Par Chantal Rayes, correspondante à São Paulo

Rien ne va plus entre Paris et Brasília. La Folha de São Paulo, premier titre du pays, évoque la crise bilatérale la plus grave en soixante ans, après la passe d’armes entre Emmanuel Macron et Jair Bolsonaro, autour des incendies qui ravagent l’Amazonie. Le président français a accusé son homologue brésilien de lui avoir «menti», en promettant, lors du G20 d’Osaka, de respecter les engagements du Brésil inscrits dans l’accord de Paris sur le climat, en échange d’un aval européen – plus que jamais compromis – à un traité de libre-échange UE-Mercosur. Une extrémité verbale qui en dit long sur la perte de prestige du Brésil sur la scène internationale, depuis l’arrivée au pouvoir du leader d’extrême droite, en janvier. Lequel a accusé son homologue français de faire montre d’une «mentalité colonialiste», en mettant au menu du G7 la question de l’Amazonie «sans la participation» des neuf pays du bassin amazonien, dont 60% se trouve au Brésil. Grossier comme son président de père, le député Eduardo Bolsonaro, qui brigue le poste d’ambassadeur à Washington, a pour sa part relayé une vidéo où un locuteur traite Macron d’«idiot».

Selon des sources diplomatiques citées par la Folha, Brasília s’apprêterait même à rappeler son ambassadeur en France, pour consultations, alors que des rassemblements pour la protection de la forêt se tenaient samedi dans plusieurs capitales.

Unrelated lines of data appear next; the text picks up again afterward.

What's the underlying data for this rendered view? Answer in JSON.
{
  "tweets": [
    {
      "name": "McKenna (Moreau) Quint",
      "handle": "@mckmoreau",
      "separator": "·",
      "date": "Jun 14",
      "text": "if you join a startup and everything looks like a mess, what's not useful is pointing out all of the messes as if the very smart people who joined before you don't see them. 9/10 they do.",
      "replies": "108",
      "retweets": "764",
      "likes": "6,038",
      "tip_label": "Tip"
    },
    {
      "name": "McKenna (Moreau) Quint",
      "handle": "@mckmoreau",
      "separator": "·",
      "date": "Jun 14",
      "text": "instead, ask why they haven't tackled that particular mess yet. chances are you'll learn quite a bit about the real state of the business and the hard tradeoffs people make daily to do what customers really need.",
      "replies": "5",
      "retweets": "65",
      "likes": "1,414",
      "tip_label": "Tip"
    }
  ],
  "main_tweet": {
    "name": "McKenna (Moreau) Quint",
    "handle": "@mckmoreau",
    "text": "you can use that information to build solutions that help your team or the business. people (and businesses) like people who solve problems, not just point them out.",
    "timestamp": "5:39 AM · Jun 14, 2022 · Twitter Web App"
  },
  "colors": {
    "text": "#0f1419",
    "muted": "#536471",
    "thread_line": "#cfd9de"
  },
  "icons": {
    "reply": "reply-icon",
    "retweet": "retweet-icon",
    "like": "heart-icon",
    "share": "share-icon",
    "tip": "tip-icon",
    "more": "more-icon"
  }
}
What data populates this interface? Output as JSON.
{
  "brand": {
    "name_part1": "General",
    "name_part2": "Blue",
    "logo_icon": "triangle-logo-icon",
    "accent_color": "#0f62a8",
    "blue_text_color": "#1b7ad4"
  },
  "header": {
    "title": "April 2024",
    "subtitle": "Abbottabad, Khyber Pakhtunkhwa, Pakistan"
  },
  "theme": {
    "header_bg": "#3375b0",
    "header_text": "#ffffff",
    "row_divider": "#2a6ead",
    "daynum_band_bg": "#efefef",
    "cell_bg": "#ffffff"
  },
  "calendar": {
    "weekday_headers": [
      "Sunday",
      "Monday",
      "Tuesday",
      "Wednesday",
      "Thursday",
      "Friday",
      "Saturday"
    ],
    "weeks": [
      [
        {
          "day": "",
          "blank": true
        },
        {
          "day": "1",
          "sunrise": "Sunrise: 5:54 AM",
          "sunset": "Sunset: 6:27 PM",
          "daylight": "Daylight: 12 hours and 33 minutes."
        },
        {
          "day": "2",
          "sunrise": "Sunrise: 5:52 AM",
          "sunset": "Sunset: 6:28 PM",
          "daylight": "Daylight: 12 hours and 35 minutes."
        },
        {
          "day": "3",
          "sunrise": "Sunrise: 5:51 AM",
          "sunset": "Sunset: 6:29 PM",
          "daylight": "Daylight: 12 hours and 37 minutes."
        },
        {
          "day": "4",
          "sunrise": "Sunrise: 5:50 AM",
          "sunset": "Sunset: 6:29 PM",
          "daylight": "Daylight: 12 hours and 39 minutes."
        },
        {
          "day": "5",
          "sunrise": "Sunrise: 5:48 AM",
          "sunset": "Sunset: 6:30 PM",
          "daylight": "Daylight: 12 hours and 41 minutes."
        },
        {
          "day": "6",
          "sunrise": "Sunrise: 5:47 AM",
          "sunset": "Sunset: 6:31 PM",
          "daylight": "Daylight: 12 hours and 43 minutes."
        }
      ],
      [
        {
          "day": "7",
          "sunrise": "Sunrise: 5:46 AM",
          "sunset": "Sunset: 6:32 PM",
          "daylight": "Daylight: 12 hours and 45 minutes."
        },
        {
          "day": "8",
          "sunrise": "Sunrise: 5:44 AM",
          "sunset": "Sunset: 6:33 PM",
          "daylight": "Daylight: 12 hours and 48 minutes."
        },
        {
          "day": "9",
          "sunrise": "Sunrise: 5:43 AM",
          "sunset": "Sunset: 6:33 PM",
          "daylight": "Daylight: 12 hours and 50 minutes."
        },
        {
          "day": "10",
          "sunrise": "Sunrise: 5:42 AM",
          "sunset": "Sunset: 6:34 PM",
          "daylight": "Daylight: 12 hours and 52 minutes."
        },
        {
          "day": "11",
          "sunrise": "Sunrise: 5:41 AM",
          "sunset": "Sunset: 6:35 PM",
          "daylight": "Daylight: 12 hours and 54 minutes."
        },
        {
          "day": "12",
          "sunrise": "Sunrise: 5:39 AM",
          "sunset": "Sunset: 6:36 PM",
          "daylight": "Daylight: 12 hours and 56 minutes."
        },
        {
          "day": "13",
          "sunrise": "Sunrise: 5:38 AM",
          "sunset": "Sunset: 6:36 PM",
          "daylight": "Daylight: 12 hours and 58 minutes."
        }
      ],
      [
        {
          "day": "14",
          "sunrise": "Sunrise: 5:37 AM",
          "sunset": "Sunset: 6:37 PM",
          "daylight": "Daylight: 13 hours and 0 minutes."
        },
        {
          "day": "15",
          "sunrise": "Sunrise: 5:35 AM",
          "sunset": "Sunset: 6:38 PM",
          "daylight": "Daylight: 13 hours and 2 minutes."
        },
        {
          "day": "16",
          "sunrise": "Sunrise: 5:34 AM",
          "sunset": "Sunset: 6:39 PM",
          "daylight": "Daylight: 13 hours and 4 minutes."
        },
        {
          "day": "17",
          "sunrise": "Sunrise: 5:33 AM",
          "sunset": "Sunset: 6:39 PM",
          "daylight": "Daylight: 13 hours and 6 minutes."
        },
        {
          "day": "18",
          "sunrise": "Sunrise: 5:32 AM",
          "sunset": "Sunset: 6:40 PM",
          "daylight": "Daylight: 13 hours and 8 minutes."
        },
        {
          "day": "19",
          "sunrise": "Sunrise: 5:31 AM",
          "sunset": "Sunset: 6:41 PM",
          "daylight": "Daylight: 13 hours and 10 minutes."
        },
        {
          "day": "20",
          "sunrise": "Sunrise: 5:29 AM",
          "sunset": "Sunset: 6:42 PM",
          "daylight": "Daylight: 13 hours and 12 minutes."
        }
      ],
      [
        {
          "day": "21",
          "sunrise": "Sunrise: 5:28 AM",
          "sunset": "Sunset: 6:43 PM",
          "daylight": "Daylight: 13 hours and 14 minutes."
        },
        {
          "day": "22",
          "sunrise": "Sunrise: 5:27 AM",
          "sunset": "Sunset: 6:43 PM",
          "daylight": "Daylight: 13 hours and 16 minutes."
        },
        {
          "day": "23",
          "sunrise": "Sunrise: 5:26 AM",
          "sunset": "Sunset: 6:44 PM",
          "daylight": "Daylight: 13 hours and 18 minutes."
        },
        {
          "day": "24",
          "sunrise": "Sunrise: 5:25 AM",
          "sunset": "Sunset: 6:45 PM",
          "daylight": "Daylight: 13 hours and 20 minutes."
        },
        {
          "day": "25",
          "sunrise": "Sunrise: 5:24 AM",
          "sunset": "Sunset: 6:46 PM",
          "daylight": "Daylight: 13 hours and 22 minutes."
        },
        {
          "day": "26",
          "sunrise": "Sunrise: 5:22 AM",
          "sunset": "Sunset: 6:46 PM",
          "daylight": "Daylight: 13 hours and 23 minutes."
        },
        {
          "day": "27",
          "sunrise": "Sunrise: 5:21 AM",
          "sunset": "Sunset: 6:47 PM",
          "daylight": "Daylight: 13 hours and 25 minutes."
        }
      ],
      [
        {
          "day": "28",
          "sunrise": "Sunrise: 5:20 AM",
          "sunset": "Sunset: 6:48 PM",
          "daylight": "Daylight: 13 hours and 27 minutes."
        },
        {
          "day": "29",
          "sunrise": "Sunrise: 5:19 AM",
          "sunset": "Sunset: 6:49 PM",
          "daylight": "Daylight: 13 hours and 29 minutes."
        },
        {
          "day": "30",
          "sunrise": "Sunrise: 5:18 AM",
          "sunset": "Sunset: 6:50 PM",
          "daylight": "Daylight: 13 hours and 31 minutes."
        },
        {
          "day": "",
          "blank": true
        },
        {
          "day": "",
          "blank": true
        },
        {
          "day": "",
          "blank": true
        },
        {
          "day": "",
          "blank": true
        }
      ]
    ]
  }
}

«Je ne me souviens pas d’une mobilisation internationale d’une telle ampleur pour une question environnementale, commente Paulo Moutinho, de l’Ipam, un centre de recherches sur l’Amazonie. C’est historique». Les bravades de Jair Bolsonaro, autoproclamé «capitaine tronçonneuse», accusé de fermer les yeux, voire d’encourager le défrichement, ont fini par internationaliser la crise. Et une fois de plus, c’est l’armée qui est appelée à la rescousse, «pour éteindre l’incendie allumé par Jair Bolsonaro», ironise O Estado de São Paulo. Le Président va envoyer la troupe sur place pour tenter de contrôler les flammes, ce qui fait grincer des dents. Les feux à cette période de l’année, en pleine saison dite «sèche», quand le déboisement commence vraiment, «on sait que ça va arriver, comme Noël en décembre», dit une source militaire citée par le même journal, ajoutant que les alertes ont été ignorées par le gouvernement. La mobilisation de l’armée, pour laquelle l’Amazonie est un sujet ultrasensible, a aussi une portée symbolique : réaffirmer la souveraineté du Brésil sur sa forêt, à l’origine d’un nationalisme sourcilleux. Ici, résonne encore cette petite phrase de François Mitterrand, en 1989 : «Le Brésil doit accepter une souveraineté relative sur l’Amazonie».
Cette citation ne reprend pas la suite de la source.